L’IRC concerne l’imposition du résultat de la société. Pour un revenu imposable inférieur à EUR 10.000, le taux d’imposition s’élève à 20,80%. S’il est compris entre EUR 10.000 et EUR 15.000, l’impôt s’élèvera à EUR 2.080 + 27,04% du revenu supérieur à EUR 10.000. Enfin, pour un revenu imposable supérieur à EUR 15.000, le taux d’imposition s’élève à 22,88% (Ces taux reprennent le taux d’imposition majoré de la contribution au fonds pour l’emploi qui s’élève à l’heure actuelle à 4%).

L’impôt commercial communal

L’ICC concerne l’imposition du résultat d’exploitation de la société ; il est perçu par l’Etat pour le compte des communes. L’assiette est égale à 3% du bénéfice d’exploitation, base multipliée par le taux communal. Par exemple celui de la ville de Luxembourg est de 250%. Le taux global est donc de 7,5%. Le taux de l’impôt marginal au Luxembourg est de 30.38% et se compose donc de l’impôt sur le revenu (IRC) de 22.88% et de l’impôt communal de 7.5%).

L’impôt sur la fortune

L’IF taxe les avoirs de la société ; perçu au taux fixe de 0,5% sur la fortune d’exploitation, constituée par la valeur unitaire de la société au 1er janvier de l’exercice et calculée pour trois ans.
La loi d’évaluation des biens et valeurs (BewG) comporte des dispositions exonérant les participations importantes et durables au titre du régime des sociétés mère et filiales. La disposition d’exonération a pour effet d’éliminer la participation importante de la valeur unitaire de la fortune d’exploitation de la société.

Par rapport aux conditions existantes en matière d’impôt direct, il y a deux différences importantes :

  • La condition de durée de détention minimale de douze mois est supprimée. Ainsi, il n’y aura plus de condition liée à la date de l’acquisition de la participation.
  • Le bénéfice de l’exonération de la fortune d’exploitation d’une participation importante est également accordé aux établissements stables luxembourgeois de certaines sociétés non résidentes.

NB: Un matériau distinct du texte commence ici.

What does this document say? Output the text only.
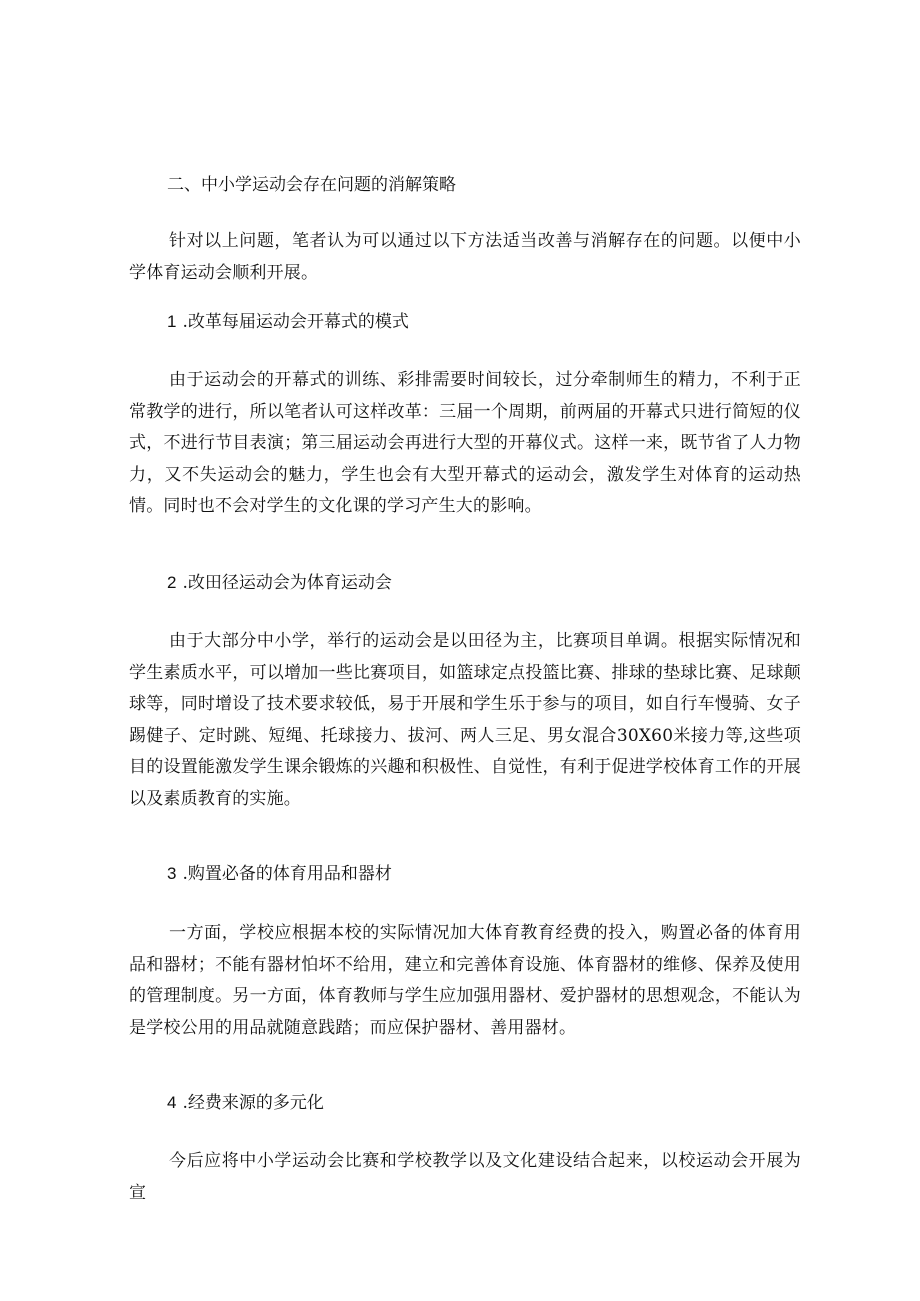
二、中小学运动会存在问题的消解策略
针对以上问题，笔者认为可以通过以下方法适当改善与消解存在的问题。以便中小学体育运动会顺利开展。
1 .改革每届运动会开幕式的模式
由于运动会的开幕式的训练、彩排需要时间较长，过分牵制师生的精力，不利于正常教学的进行，所以笔者认可这样改革：三届一个周期，前两届的开幕式只进行简短的仪式，不进行节目表演；第三届运动会再进行大型的开幕仪式。这样一来，既节省了人力物力，又不失运动会的魅力，学生也会有大型开幕式的运动会，激发学生对体育的运动热情。同时也不会对学生的文化课的学习产生大的影响。
2 .改田径运动会为体育运动会
由于大部分中小学，举行的运动会是以田径为主，比赛项目单调。根据实际情况和学生素质水平，可以增加一些比赛项目，如篮球定点投篮比赛、排球的垫球比赛、足球颠球等，同时增设了技术要求较低，易于开展和学生乐于参与的项目，如自行车慢骑、女子踢健子、定时跳、短绳、托球接力、拔河、两人三足、男女混合30X60米接力等,这些项目的设置能激发学生课余锻炼的兴趣和积极性、自觉性，有利于促进学校体育工作的开展以及素质教育的实施。
3 .购置必备的体育用品和器材
一方面，学校应根据本校的实际情况加大体育教育经费的投入，购置必备的体育用品和器材；不能有器材怕坏不给用，建立和完善体育设施、体育器材的维修、保养及使用的管理制度。另一方面，体育教师与学生应加强用器材、爱护器材的思想观念，不能认为是学校公用的用品就随意践踏；而应保护器材、善用器材。
4 .经费来源的多元化
今后应将中小学运动会比赛和学校教学以及文化建设结合起来，以校运动会开展为宣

Le minimum annuel forfaitaire en matière d’IF s’élève à € 62,50 pour une SA et € 25 pour une SARL.

Si l’impôt sur le bénéfice de la SOPARFI est totalement déductible, l’impôt sur la fortune reste redevable sous certaines conditions expliquées ci-dessous. De même qu’une SOPARFI qui bénéficie de recette qui n’entrent pas dans le cadre des conditions d’exonérations qui entrent dans la cadre du régime « mère/fille » sont imposables normalement (intérêts financiers par exemple).

Comptes annuels et comptes consolidés :

Conformément à l’art 209 de la loi modifiée du 10 août 1915 concernant les sociétés commerciales, les Soparfi dont l’objet exclusif est la prise de participations doivent établir leurs comptes annuels selon un schéma défini.